Good Signs from the Biden Administration and Congress
A week after he took the oath of office, President Biden issued a presidential memorandum that sets up a process for substantially strengthening agencies’ scientific integrity policies. It instructs the OSTP director to convene an interagency task to review the effectiveness of existing scientific integrity policies, collect stakeholder input, and develop a framework to support their assessment and improvement. Agency heads will then submit new or updated policies to the OSTP director and develop and publish procedures for implementing their policies. Each agency must also designate a senior career employee as the agency’s lead scientific integrity official; agencies that fund, conduct, or oversee scientific research must also designate a chief science officer, science advisor, or chief scientist. All of these steps have timelines attached—generally, actions must be completed within 120 or 180 days of the preceding step’s completion. That President Biden would sign such a far-reaching order so early in his presidency demonstrates that he values scientific integrity and wants to see his administration protect it.

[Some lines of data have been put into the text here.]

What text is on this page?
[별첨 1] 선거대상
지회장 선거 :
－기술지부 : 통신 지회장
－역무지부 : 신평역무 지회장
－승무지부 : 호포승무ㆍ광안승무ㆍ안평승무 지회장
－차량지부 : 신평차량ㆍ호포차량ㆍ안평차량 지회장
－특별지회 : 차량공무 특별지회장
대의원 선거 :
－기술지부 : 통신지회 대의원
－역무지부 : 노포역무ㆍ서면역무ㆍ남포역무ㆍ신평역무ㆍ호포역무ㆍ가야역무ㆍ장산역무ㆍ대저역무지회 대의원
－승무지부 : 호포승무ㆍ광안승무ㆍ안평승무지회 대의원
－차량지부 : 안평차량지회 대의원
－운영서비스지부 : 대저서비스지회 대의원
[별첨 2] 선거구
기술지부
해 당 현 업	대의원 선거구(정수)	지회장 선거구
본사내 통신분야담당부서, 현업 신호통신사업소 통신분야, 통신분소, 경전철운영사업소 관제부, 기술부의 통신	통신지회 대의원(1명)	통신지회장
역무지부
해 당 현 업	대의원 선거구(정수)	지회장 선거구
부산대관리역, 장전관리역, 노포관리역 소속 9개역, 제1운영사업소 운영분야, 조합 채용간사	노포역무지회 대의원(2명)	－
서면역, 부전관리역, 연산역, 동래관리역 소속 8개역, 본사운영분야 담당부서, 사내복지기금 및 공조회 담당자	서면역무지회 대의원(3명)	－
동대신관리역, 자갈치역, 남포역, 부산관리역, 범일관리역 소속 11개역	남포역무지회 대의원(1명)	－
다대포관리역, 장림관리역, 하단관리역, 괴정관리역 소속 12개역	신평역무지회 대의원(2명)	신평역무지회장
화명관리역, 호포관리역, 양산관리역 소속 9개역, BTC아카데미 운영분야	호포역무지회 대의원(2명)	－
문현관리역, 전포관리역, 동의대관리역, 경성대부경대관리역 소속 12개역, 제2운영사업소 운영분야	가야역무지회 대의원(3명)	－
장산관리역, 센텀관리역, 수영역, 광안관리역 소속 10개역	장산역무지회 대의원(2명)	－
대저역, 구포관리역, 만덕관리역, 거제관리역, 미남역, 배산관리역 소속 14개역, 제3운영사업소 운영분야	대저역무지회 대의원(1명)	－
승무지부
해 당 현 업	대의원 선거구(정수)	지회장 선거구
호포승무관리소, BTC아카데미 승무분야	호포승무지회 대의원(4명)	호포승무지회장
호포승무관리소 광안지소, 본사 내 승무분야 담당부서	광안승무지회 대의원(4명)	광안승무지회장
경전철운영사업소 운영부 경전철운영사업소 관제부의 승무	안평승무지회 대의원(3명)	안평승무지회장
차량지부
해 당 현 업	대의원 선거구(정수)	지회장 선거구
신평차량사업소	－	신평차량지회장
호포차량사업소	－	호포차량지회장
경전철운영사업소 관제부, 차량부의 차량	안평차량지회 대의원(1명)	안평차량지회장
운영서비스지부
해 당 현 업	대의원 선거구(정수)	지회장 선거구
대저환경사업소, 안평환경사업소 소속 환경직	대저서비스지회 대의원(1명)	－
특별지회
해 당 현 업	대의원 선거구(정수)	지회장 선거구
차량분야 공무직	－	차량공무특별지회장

Crucially, the memorandum also specifies that OSTP is responsible for ensuring agencies establish and enforce their policies. Having scientific integrity policies in place didn’t prevent the many abuses that occurred during the Trump administration; it’s clear that enforcement and oversight are essential, too.
The best way to give scientific integrity policies teeth and staying power is to legislate them, and Congress has been working on that. In 2019, Representative Paul Tonko and Senator Brian Schatz introduced the Scientific Integrity Act, which would require agencies to develop and enforce strong scientific integrity policies and to appoint a scientific integrity official responsible for implementation. The bill passed the House Committee on Science, Space, and Technology with bipartisan support, and it was part of the HEROES Act that the House passed but the Senate failed to consider. On February 3, Representative Tonko and colleagues reintroduced the Scientific Integrity Act, and the bill already has 162 cosponsors.
Whether these promising early moves translate into meaningful change will depend on how well OSTP and federal agencies implement the memorandum’s instructions, whether Congress passes the Scientific Integrity Act, and whether the federal government as a whole implements the other recommendations in Accountability 2021. Scientific integrity supporters will need to keep urging action, but I’m feeling more hopeful than I have for a long time.
Liz Borkowski is the Managing Director of the Jacobs Institute of Women’s Health at the Milken Institute School of Public Health at George Washington University.